After Jim and I had gotten to the airport and got most of the guys settled–Coach Willard and Jeff Withey were locked out of their rooms at 4:30AM–I chilled with a few of the guys in a waiting area outside of the Lufthansa terminal at the Frankfurt airport and helped Brendan Lane, now on crutches, with his bags.

Erving Walker asked me, more or less, why I got up at the @$$crack of dawn to ride with the team when I wasn’t due back at the Frankfurt airport for another 14 hours. There’s a complex answer and there’s a simple answer and both will be given.

Complex: As per usual, there was confusion as to when I would be allowed to stay on the army base until. Check out time was at 11, but I had a pass that allowed me to go on and off the base until 3:30pm (or so I thought). After waffling as to whether or not I should choose sleep over my final minutes with these kids, I took Coach Hollins’ advice and rode down with the team (it was never really in doubt, but I was really tired).

This choice was made easier by Jim, who in all of his legendarily confusing glory, called his superior and reported back that I was getting kicked off the base at 11AM. I was under the impression that we were to stay with the kids until the last plane took off sometime after 13:00. This meant if I went with the kids I was gone. (Of course, we returned at 7:45AM and I took a nap and met a friend for lunch before returning to the airport with the New Zeleand team at 4pm.)

Now that you’ve waded through all of that, here’s what’s really important: I had to be on that bus with those kids because I’ve never had a more fulfilling, three dimensional experience as a writer/journalist. That includes listening to Allen Iverson dispense advice like a wise old man in Denver and asking LeBron about college.

Getting to know these young Americans was overwhelmingly rewarding. There isn’t a bad apple in the bunch; what Charles Barkley would refer to as a “tr-uh-bl knucklehead.” Their accomplishments show how they gelled and made their country proud.

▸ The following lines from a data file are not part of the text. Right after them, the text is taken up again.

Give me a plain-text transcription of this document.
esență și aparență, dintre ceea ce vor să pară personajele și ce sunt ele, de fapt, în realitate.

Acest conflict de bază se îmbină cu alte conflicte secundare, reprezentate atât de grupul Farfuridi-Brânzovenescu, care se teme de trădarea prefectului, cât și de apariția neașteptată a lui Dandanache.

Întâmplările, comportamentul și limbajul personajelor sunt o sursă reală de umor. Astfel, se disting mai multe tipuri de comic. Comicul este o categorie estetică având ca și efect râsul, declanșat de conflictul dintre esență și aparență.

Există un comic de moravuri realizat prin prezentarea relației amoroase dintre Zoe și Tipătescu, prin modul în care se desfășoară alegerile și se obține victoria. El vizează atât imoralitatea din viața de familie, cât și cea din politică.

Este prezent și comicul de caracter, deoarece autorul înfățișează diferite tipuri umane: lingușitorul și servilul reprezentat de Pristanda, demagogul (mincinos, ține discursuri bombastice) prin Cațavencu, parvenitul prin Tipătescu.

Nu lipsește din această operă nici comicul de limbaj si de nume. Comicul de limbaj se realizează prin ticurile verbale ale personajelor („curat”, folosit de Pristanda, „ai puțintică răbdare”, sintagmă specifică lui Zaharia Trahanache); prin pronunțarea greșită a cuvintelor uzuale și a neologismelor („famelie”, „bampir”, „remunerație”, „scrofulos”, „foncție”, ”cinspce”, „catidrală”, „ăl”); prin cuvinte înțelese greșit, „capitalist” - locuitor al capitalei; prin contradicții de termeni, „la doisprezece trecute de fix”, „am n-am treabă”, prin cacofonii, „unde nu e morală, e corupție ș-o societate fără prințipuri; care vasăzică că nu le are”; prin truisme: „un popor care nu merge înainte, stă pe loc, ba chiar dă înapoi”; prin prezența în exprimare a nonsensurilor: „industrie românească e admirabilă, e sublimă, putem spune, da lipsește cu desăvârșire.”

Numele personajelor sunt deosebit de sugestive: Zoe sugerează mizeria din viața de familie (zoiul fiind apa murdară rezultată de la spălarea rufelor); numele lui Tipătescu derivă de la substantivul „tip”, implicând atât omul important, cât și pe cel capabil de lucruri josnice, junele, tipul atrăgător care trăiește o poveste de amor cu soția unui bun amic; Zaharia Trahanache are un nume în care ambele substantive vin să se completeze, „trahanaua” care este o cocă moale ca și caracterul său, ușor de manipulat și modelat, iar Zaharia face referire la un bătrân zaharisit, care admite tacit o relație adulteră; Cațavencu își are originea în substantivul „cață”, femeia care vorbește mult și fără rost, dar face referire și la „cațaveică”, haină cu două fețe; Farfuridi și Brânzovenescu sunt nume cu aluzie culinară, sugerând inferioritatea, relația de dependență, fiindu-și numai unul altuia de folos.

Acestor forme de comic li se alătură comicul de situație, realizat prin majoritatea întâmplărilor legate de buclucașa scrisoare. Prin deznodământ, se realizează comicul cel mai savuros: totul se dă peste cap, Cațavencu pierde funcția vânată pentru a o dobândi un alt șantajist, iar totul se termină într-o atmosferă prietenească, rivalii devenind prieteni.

As Lieutenant Colonel Jeffrey Fletcher said, “I’m especially proud of how our young men came together as a team as the tournament grew in intensity. They fought hard against seasoned teams and walked away having earned the respect of players and fans alike.”

The trip was special because it was free of the need for an over-exposure that defines high school athletics coverage. I wasn’t in Germany to treat these kids like pieces of meat or stick a tape recorder in their face, even though, like a butcher behind the counter at a Deli, I could tell talk forever about what specifically makes each of them different. For all intents and purposes, I was on the team, getting my Jack Mac on.

The cool part is that I didn’t have to write a book about them. I was able to, for the most part, adhere to the code of the team. As it is, I’d rather get a 3-D picture of these young men and pocket the majority of the memories than to be forced into writing about shit that would draw attention to 18 year olds that already draw enough as it is (SLAM is guilty as charged, but at least we’re in the business of showing love).

And that’s the kicker for me. It took a diverse team full of 17-18 year-olds, donning Team USA jerseys and balling their asses off on a US Army base 3,000 miles away, to wake the slumbering patriot inside of me. An understanding of national pride that had so long been suppressed by cynicism and embarrassment resulting from humiliating recent political decision-making rose from out of my core. I couldn’t shake the smile.

Two days later, as I stood mere feet away from the track where Jesse Owens raced past Adolf Hitler’s super-nazis on their own soil (100M lauf Owens, 200M lauf Owens, it reads on the wall at Berlin’s Olympic Stadium) I remembered that America has a past–and if these kids are any indication–a future that it can be proud of.

So there you go, Erving. I’m proud to be an American and I’m proud that you and your teammates are my fellow countrymen.